Никита был мужик шумный и бедный. Оттого, что горячо взял сторону наборщика, мужики заупрямились. Жить под Кучумом не мед, но место нынешнее дедовское, хорошее место, черноземное, да ведь и родное. От добра добра не ищут. И бежать от господина непросто. Искать будут, а найдут — возвратят. Правда, патриарх зовет. И не какой-нибудь — Никон.

— Думать будем, — сказал наборщику Петр. Так сказал, что Федька Юрьев плюнул с досады.

Глава третья

Наборщик Федька выбрал для постоя справную избу дьячка.
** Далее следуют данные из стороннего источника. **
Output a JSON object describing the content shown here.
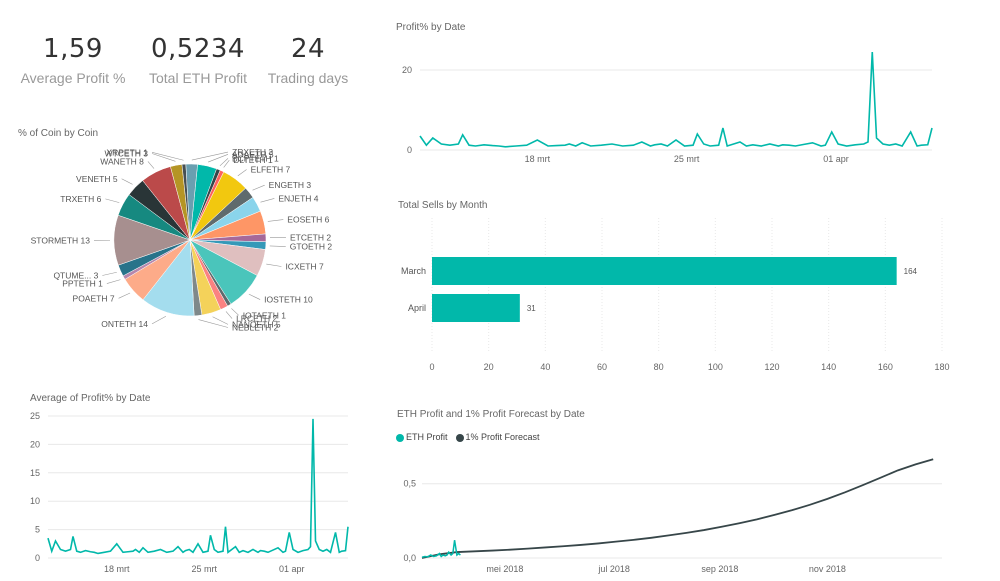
{
  "colors": {
    "teal": "#01B8AA",
    "dark": "#374649",
    "axis": "#666666",
    "grid": "#E8E8E8"
  },
  "kpis": [
    {
      "value": "1,59",
      "label": "Average Profit %"
    },
    {
      "value": "0,5234",
      "label": "Total ETH Profit"
    },
    {
      "value": "24",
      "label": "Trading days"
    }
  ],
  "pie": {
    "title": "% of Coin by Coin",
    "labels": [
      "ADAETH 5",
      "BCPTETH 1",
      "DLTETH 1",
      "ELFETH 7",
      "ENGETH 3",
      "ENJETH 4",
      "EOSETH 6",
      "ETCETH 2",
      "GTOETH 2",
      "ICXETH 7",
      "IOSTETH 10",
      "IOTAETH 1",
      "LRCETH 2",
      "NANOETH 5",
      "NEBLETH 2",
      "ONTETH 14",
      "POAETH 7",
      "PPTETH 1",
      "QTUME... 3",
      "STORMETH 13",
      "TRXETH 6",
      "VENETH 5",
      "WANETH 8",
      "WTCETH 3",
      "XRPETH 1",
      "ZRXETH 3"
    ]
  },
  "chart_data": [
    {
      "type": "line",
      "title": "Profit% by Date",
      "x_ticks": [
        "18 mrt",
        "25 mrt",
        "01 apr"
      ],
      "y_ticks": [
        "0",
        "20"
      ],
      "ylim": [
        0,
        26
      ],
      "series": [
        {
          "x": [
            0,
            0.3,
            0.6,
            1,
            1.4,
            1.8,
            2,
            2.3,
            2.6,
            3,
            3.4,
            3.7,
            4,
            4.5,
            5,
            5.5,
            6,
            6.4,
            6.8,
            7,
            7.3,
            7.6,
            8,
            8.5,
            9,
            9.5,
            10,
            10.4,
            10.8,
            11,
            11.3,
            11.6,
            12,
            12.4,
            12.8,
            13,
            13.3,
            13.6,
            14,
            14.2,
            14.4,
            14.7,
            15,
            15.3,
            15.6,
            16,
            16.4,
            16.8,
            17,
            17.3,
            17.6,
            18,
            18.4,
            18.8,
            19,
            19.3,
            19.6,
            20,
            20.4,
            20.8,
            21,
            21.2,
            21.4,
            21.7,
            22,
            22.3,
            22.6,
            23,
            23.3,
            23.5,
            23.8,
            24
          ],
          "y": [
            3.5,
            1.2,
            3,
            1.5,
            1.2,
            1.5,
            3.8,
            1.2,
            1,
            1.3,
            1.1,
            1,
            0.8,
            1,
            1.2,
            2.5,
            1,
            1.1,
            1.2,
            1.5,
            1,
            1.8,
            1,
            1.2,
            1.5,
            1,
            1.2,
            2,
            1,
            1.3,
            1.5,
            1,
            2.5,
            1,
            1.2,
            4,
            1.5,
            1,
            1.2,
            5.5,
            1,
            1.5,
            2,
            1,
            1.3,
            1,
            1.5,
            1,
            1.3,
            1.2,
            1,
            1.4,
            1.8,
            1,
            1.2,
            4.5,
            1.5,
            1,
            1.3,
            1.5,
            2,
            24.5,
            3,
            1.5,
            1.2,
            1.5,
            1,
            4.5,
            1,
            1.2,
            1.3,
            5.5
          ]
        }
      ]
    },
    {
      "type": "bar",
      "title": "Total Sells by Month",
      "categories": [
        "March",
        "April"
      ],
      "values": [
        164,
        31
      ],
      "x_ticks": [
        "0",
        "20",
        "40",
        "60",
        "80",
        "100",
        "120",
        "140",
        "160",
        "180"
      ],
      "xlim": [
        0,
        180
      ]
    },
    {
      "type": "line",
      "title": "Average of Profit% by Date",
      "x_ticks": [
        "18 mrt",
        "25 mrt",
        "01 apr"
      ],
      "y_ticks": [
        "0",
        "5",
        "10",
        "15",
        "20",
        "25"
      ],
      "ylim": [
        0,
        25
      ],
      "series": [
        {
          "x": [
            0,
            0.3,
            0.6,
            1,
            1.4,
            1.8,
            2,
            2.3,
            2.6,
            3,
            3.4,
            3.7,
            4,
            4.5,
            5,
            5.5,
            6,
            6.4,
            6.8,
            7,
            7.3,
            7.6,
            8,
            8.5,
            9,
            9.5,
            10,
            10.4,
            10.8,
            11,
            11.3,
            11.6,
            12,
            12.4,
            12.8,
            13,
            13.3,
            13.6,
            14,
            14.2,
            14.4,
            14.7,
            15,
            15.3,
            15.6,
            16,
            16.4,
            16.8,
            17,
            17.3,
            17.6,
            18,
            18.4,
            18.8,
            19,
            19.3,
            19.6,
            20,
            20.4,
            20.8,
            21,
            21.2,
            21.4,
            21.7,
            22,
            22.3,
            22.6,
            23,
            23.3,
            23.5,
            23.8,
            24
          ],
          "y": [
            3.5,
            1.2,
            3,
            1.5,
            1.2,
            1.5,
            3.8,
            1.2,
            1,
            1.3,
            1.1,
            1,
            0.8,
            1,
            1.2,
            2.5,
            1,
            1.1,
            1.2,
            1.5,
            1,
            1.8,
            1,
            1.2,
            1.5,
            1,
            1.2,
            2,
            1,
            1.3,
            1.5,
            1,
            2.5,
            1,
            1.2,
            4,
            1.5,
            1,
            1.2,
            5.5,
            1,
            1.5,
            2,
            1,
            1.3,
            1,
            1.5,
            1,
            1.3,
            1.2,
            1,
            1.4,
            1.8,
            1,
            1.2,
            4.5,
            1.5,
            1,
            1.3,
            1.5,
            2,
            24.5,
            3,
            1.5,
            1.2,
            1.5,
            1,
            4.5,
            1,
            1.2,
            1.3,
            5.5
          ]
        }
      ]
    },
    {
      "type": "line",
      "title": "ETH Profit and 1% Profit Forecast by Date",
      "legend": [
        "ETH Profit",
        "1% Profit Forecast"
      ],
      "x_ticks": [
        "mei 2018",
        "jul 2018",
        "sep 2018",
        "nov 2018"
      ],
      "y_ticks": [
        "0,0",
        "0,5"
      ],
      "ylim": [
        0,
        0.7
      ],
      "series": [
        {
          "name": "ETH Profit",
          "x": [
            0,
            0.5,
            1,
            1.5,
            2,
            2.5,
            3,
            3.3,
            3.6,
            4,
            4.3,
            4.6,
            5,
            5.3,
            5.6,
            6,
            6.3,
            6.6
          ],
          "y": [
            0.005,
            0.01,
            0.008,
            0.02,
            0.01,
            0.015,
            0.03,
            0.01,
            0.02,
            0.015,
            0.02,
            0.04,
            0.02,
            0.03,
            0.12,
            0.02,
            0.03,
            0.02
          ]
        },
        {
          "name": "1% Profit Forecast",
          "x": [
            0,
            10,
            20,
            30,
            40,
            50,
            60,
            70,
            80,
            90,
            100,
            110,
            120,
            130,
            140,
            150,
            160,
            170,
            180,
            190,
            200,
            210,
            220,
            230,
            240,
            250,
            260,
            270,
            280,
            290
          ],
          "y": [
            0.0,
            0.025,
            0.04,
            0.045,
            0.05,
            0.056,
            0.063,
            0.071,
            0.079,
            0.088,
            0.098,
            0.11,
            0.122,
            0.136,
            0.152,
            0.169,
            0.188,
            0.21,
            0.234,
            0.26,
            0.29,
            0.322,
            0.358,
            0.398,
            0.442,
            0.49,
            0.54,
            0.59,
            0.63,
            0.665
          ]
        }
      ]
    }
  ]
}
Губа не дура.

Маланья встретила гостя ласково, хлебом и солью, а он в темных сенцах ущипнул ее заговорщицки и получил такую затрещину, что в ушах зазвенело.

Не обиделся, даже наоборот — нахваливал всякие кушанья, на которые Маланья по колдовству своему была мастерица.

Пили бражку и так разошлись, что достал Федька Юрьев из походной сумы редкое заморское вино и, ничего уже не жалея для пира, выставил на стол.

Дьячок Иван, захмелев, жаловался на жизнь. Дескать, в глуши пропадает. Дескать, по его учености служить бы ему на Москве. Да для Москвы на взятки денег нужно много, а где их взять? Приход в Можарах сытный, только денег ни от кого не дождешься. Прихожане за службу живностью платят да хлебом.

Федька слушал ухом, а глядел на Маланью. Глазами поигрывал, пальцами пощелкивал. И она зубы свои белые не прятала, голову в тяжелых косах все закидывала, белой шеей лебединою похваливалась. А глаза — жуть и огонь. Смех в них сидит, и, как ни гляди, как ни пыжься, ничего, кроме смеха.

— Ладно, — сказал Федька дьячку, — поможешь мне мужиков для их же великой пользы с места сорвать, и я тебе помогу.

Дьячок обрадовался и гаркнул Маланье:

— А ну-ка, баба, поднеси гостю вина хмельного с поцелуем!

Усмехнулась Маланья, однако мужа слушается.

Встала перед столом, подняла полную чашу и Федьке подала, он за чашу эту поцеловать ее должен. Сладок должок, ничего не скажешь.

Выпил Федька чашу в один дых, глазами бесстыжими уперся в Маланью и пошел на нее, как волк. А Маланья глядит на него зелеными омутами и ждет. Припал он к ней взаправду. Она ничего, терпит. Только губы будто ледком вдруг подернулись — холодны, но жгут.